The starkly different views -- coming in nearly back-to-back speeches at an Arab summit -- showed the increasing willingness by Omar al-Bashir to challenge the West and flaunt his wide support among Arabs in opposing the arrest order by the International Criminal Court.
Al-Bashir's attendance among other Arab League leaders was his boldest public snub of the ICC's decision, bringing him to the same conference hall as UN Secretary-General Ban Ki-moon for the summit's opening speeches. Ban's spokeswoman, Michele Montas, said the two men were in the same room, but did not speak or interact.
"Relief efforts should not become politicized," Ban said. "People in need must be helped irrespective of political differences," he added in an appeal to resume relief efforts to Darfur.
There was no risk of arrest at the summit for al-Bashir, who has full backing of the 22-nation Arab League. But it gave him a forum to swipe at the court and the UN Security Council, which asked the ICC to open the probe into war crimes in Darfur.
In his speech, al-Bashir called the Council an "undemocratic institution that ... applies double standards, targeting the weak and turning a blind eye to the (real) criminals."
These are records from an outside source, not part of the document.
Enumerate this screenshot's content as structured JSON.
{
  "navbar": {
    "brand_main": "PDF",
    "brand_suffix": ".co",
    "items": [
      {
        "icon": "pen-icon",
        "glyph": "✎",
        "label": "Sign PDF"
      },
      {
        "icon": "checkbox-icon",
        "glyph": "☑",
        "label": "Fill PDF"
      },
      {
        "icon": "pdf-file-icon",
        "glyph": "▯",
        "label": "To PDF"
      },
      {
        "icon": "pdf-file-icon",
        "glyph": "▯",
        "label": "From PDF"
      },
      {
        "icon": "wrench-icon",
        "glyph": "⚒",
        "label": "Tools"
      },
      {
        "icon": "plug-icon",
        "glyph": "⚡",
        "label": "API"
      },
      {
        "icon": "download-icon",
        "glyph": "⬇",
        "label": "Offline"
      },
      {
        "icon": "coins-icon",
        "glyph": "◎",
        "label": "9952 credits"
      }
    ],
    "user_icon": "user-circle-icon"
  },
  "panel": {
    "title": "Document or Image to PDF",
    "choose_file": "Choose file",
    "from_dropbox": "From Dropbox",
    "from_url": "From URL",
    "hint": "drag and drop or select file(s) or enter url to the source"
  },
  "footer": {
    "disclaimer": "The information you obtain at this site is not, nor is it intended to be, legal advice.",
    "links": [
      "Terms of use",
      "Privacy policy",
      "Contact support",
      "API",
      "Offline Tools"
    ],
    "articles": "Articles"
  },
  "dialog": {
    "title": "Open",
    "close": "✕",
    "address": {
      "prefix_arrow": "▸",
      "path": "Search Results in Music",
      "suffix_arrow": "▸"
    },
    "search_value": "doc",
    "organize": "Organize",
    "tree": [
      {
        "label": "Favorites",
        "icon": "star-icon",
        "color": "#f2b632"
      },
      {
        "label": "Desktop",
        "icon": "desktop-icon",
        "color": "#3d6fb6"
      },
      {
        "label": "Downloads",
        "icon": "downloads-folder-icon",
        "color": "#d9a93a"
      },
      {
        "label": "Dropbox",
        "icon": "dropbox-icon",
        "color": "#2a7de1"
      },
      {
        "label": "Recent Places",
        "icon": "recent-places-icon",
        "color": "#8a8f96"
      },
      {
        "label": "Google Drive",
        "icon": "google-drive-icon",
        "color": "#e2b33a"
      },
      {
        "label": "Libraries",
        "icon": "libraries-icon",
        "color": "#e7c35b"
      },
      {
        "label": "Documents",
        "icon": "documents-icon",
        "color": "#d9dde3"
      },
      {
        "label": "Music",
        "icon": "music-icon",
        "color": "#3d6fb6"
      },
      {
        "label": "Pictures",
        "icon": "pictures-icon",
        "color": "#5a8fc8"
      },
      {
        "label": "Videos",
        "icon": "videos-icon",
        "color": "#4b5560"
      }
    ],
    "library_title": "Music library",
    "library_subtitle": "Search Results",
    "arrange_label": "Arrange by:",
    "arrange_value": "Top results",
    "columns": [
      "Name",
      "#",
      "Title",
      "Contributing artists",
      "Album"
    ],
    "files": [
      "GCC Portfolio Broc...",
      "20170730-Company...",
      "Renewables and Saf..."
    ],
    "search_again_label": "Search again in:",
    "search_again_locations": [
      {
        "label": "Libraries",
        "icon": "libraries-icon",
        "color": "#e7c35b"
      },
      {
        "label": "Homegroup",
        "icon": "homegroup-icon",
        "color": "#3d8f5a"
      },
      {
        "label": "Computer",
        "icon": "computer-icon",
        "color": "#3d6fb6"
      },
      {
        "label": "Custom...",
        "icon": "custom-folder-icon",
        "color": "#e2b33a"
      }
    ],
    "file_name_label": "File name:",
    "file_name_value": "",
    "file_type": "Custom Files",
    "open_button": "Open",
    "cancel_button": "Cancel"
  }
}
He also offered no sign that he would permit the return of international aid groups to Darfur, where Sudan's Arab-led government has battled ethnic African rebels for nearly seven years. The conflict, according to UN estimates, has killed up to 300,000 people and driven 2.7 million from their homes.
Ban said "we must also work together to transcend the tensions related" to the court's indictment of al-Bashir.
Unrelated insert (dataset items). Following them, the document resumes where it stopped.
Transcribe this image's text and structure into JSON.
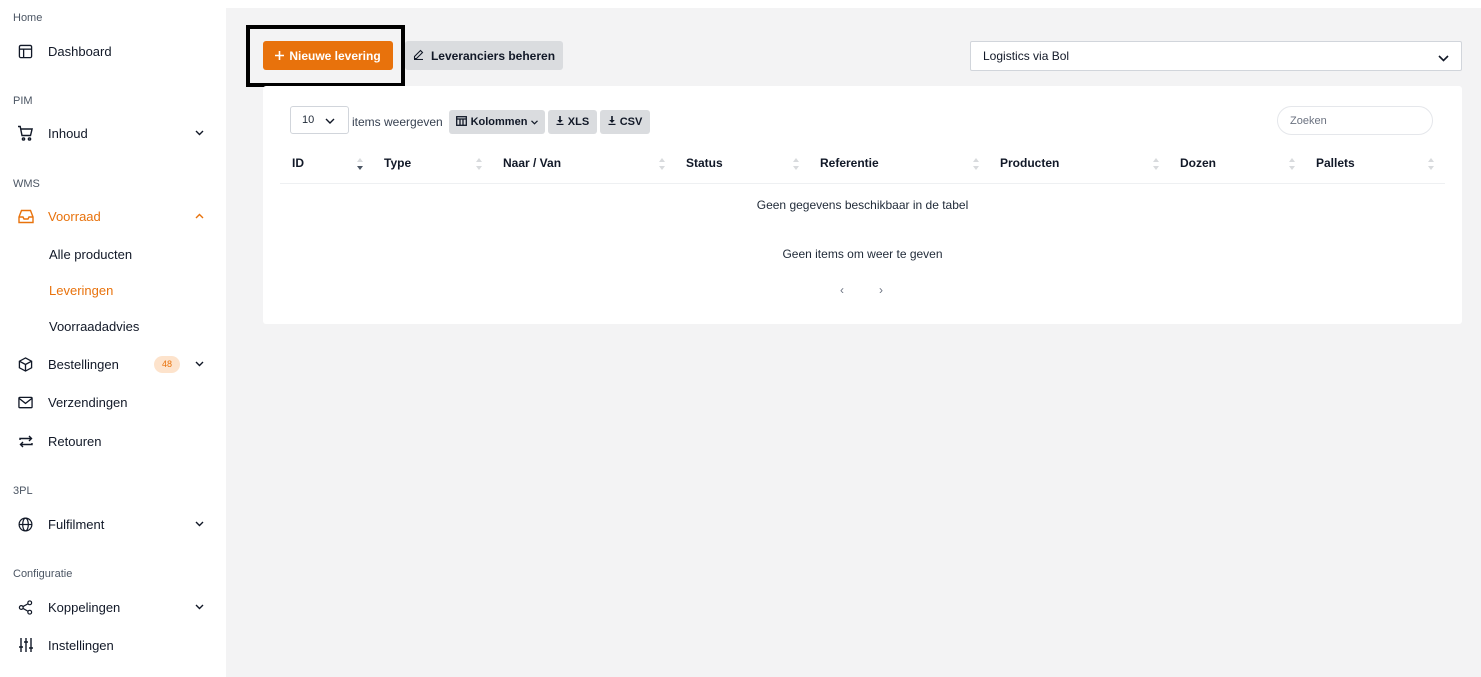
{
  "sidebar": {
    "sections": [
      {
        "label": "Home"
      },
      {
        "label": "PIM"
      },
      {
        "label": "WMS"
      },
      {
        "label": "3PL"
      },
      {
        "label": "Configuratie"
      }
    ],
    "items": {
      "dashboard": {
        "label": "Dashboard",
        "icon": "layout-icon"
      },
      "inhoud": {
        "label": "Inhoud",
        "icon": "cart-icon"
      },
      "voorraad": {
        "label": "Voorraad",
        "icon": "inbox-icon",
        "active": true
      },
      "bestellingen": {
        "label": "Bestellingen",
        "icon": "box-icon",
        "badge": "48"
      },
      "verzendingen": {
        "label": "Verzendingen",
        "icon": "mail-icon"
      },
      "retouren": {
        "label": "Retouren",
        "icon": "repeat-icon"
      },
      "fulfilment": {
        "label": "Fulfilment",
        "icon": "globe-icon"
      },
      "koppelingen": {
        "label": "Koppelingen",
        "icon": "share-icon"
      },
      "instellingen": {
        "label": "Instellingen",
        "icon": "sliders-icon"
      }
    },
    "subitems": {
      "alle_producten": "Alle producten",
      "leveringen": "Leveringen",
      "voorraadadvies": "Voorraadadvies"
    }
  },
  "toolbar": {
    "new_delivery": "Nieuwe levering",
    "manage_suppliers": "Leveranciers beheren",
    "channel_select": "Logistics via Bol"
  },
  "table": {
    "page_size": "10",
    "items_label": "items weergeven",
    "columns_btn": "Kolommen",
    "xls_btn": "XLS",
    "csv_btn": "CSV",
    "search_placeholder": "Zoeken",
    "headers": [
      "ID",
      "Type",
      "Naar / Van",
      "Status",
      "Referentie",
      "Producten",
      "Dozen",
      "Pallets"
    ],
    "empty_table": "Geen gegevens beschikbaar in de tabel",
    "empty_items": "Geen items om weer te geven",
    "prev": "‹",
    "next": "›"
  },
  "colors": {
    "accent": "#e8720c",
    "badge_bg": "#fde3cc",
    "button_gray": "#dadcdf",
    "main_bg": "#f3f3f4"
  }
}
The ICC was established at a UN conference in Rome in 1998. The court is independent from the world body and relies on nations backing the ICC charter to carry out its decisions.
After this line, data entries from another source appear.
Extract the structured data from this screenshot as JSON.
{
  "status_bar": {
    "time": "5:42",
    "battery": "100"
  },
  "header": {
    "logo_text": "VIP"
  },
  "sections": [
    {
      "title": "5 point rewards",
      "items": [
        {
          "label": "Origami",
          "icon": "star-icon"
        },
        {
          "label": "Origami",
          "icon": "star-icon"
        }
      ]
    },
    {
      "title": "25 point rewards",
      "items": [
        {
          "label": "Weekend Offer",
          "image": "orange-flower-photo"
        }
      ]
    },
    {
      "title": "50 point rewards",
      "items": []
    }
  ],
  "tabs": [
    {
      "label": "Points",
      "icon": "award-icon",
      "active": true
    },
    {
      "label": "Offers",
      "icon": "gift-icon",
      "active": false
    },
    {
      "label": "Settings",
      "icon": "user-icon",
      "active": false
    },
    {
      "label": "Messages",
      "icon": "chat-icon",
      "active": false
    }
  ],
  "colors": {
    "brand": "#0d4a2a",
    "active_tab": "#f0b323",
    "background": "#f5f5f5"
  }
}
Although Sudan has so far dominated the two-day summit, the opening addresses also reflected underlying tensions about the Arab approach to Israel with Benjamin Netanyahu's right-leaning government coming to power.
Syria's president, Bashar Assad, said he still favors pursuing a peace pact with Israel, but insisted that Arabs have a "moral duty" to support militants to force Israel to negotiate. The appeal is apparently part of Assad's attempts to become a leading voice in any new peace initiative with Israel.
Assad also urged the summit to "take a daring, clear and direct stance that rejects and doesn't compromise" on the ICC charges against al-Bashir.
Only Jordan and two other tiny Arab League members, the Comoros and Djibouti, are parties to the ICC charter, but they can take no action on Qatari soil.
Before the opening of the summit, a coalition of Middle East human rights groups urged leaders not to protect Sudanese officials accused of atrocities in Darfur -- a direct jab at support for al-Bashir.
"There should be no immunity for those who have committed crimes in Darfur," said the declaration by the Arab Coalition for Darfur, signed by 15 groups from across the region.
The Doha Center for Media Freedom, a watchdog group, called al-Bashir's presence at the summit a "double standard" by Arab leaders, who have widely backed appeals for an ICC probe into possible war crimes during
Israel's offensive in Gaza in January.
Egyptian President Hosni Mubarak stayed away from the summit because Qatar has been at odds with Cairo over rival approaches to Darfur and the Palestinian power struggle between Iranian-backed Hamas and Western-backed leader Mahmoud Abbas.
Iraq's prime minister, Nouri al-Maliki, assured delegates that his nation will retain its Arab identity -- an apparent reference to worries among Iraq's Arab neighbors about the growing influence of Persian Iran.
The summit also includes a separate outreach to South American nations, including efforts to expand the rapidly growing trade between the two regions.